In contrast, Isan’s power over fruit and harvest is seen by Wei and likely most other starving villagers as the power that could save the empire most. When Wei makes the decision to kill Terren for the sake of Isan’s rule, she thinks, “it had not even been a question […] to choose between knives and something so gentle, so necessary, as fruit […] even if I had to give up becoming empress […] I would choose it over and over again” (373). In deciding to give up her own chance at power, Wei ultimately chooses a selfless motive over a self-serving one, which in turn proves her to be a worthy empress—as Isan himself soon realizes.

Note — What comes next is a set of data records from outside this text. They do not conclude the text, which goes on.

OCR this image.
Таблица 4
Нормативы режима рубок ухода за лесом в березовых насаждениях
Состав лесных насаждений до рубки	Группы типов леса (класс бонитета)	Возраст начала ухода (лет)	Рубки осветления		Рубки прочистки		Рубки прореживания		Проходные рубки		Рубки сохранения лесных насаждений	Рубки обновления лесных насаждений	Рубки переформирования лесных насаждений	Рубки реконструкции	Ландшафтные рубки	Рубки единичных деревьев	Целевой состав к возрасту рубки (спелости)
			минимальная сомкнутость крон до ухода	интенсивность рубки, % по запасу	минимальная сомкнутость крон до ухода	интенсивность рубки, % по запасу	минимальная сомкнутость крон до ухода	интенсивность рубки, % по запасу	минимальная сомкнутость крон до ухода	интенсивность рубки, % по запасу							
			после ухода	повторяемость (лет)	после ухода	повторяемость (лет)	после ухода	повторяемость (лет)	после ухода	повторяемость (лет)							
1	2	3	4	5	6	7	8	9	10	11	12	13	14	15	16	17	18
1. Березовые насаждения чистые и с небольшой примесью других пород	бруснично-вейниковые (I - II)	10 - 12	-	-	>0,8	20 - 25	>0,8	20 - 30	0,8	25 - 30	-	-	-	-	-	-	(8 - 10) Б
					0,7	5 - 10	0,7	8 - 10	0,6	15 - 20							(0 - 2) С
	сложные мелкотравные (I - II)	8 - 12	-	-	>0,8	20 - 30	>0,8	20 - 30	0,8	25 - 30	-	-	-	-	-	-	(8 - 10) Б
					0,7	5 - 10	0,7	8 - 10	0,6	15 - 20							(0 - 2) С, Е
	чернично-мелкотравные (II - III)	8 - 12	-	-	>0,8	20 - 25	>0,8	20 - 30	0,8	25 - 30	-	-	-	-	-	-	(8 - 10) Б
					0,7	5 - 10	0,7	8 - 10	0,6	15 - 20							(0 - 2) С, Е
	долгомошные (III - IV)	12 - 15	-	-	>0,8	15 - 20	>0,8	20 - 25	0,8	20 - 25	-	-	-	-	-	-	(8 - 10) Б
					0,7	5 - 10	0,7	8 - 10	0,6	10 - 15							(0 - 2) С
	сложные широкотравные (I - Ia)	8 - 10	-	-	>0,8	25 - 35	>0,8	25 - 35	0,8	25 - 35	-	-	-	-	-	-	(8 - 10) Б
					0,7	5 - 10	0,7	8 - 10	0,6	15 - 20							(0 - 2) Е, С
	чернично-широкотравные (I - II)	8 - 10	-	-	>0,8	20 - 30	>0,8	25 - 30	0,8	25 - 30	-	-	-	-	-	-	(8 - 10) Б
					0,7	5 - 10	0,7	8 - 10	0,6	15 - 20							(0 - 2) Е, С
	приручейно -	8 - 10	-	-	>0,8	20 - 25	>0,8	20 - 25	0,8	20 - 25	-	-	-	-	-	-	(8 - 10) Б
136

Wei’s ability to negotiate with Isan for lifting the prohibition against literacy for women also speaks to Literacy as Liberation. Wei once again uses her chance at power to try to elevate others, in this case women. The scene towards the novel’s close, in which various concubines and the former empress join Wei for a literacy lesson, suggests that a degree of cooperation and solidarity has been achieved amongst women who were formerly rivals. Their literacy lessons also suggest hope for a more equal future between men and women, reinforcing the idea that being literate is an important form of power in its own right.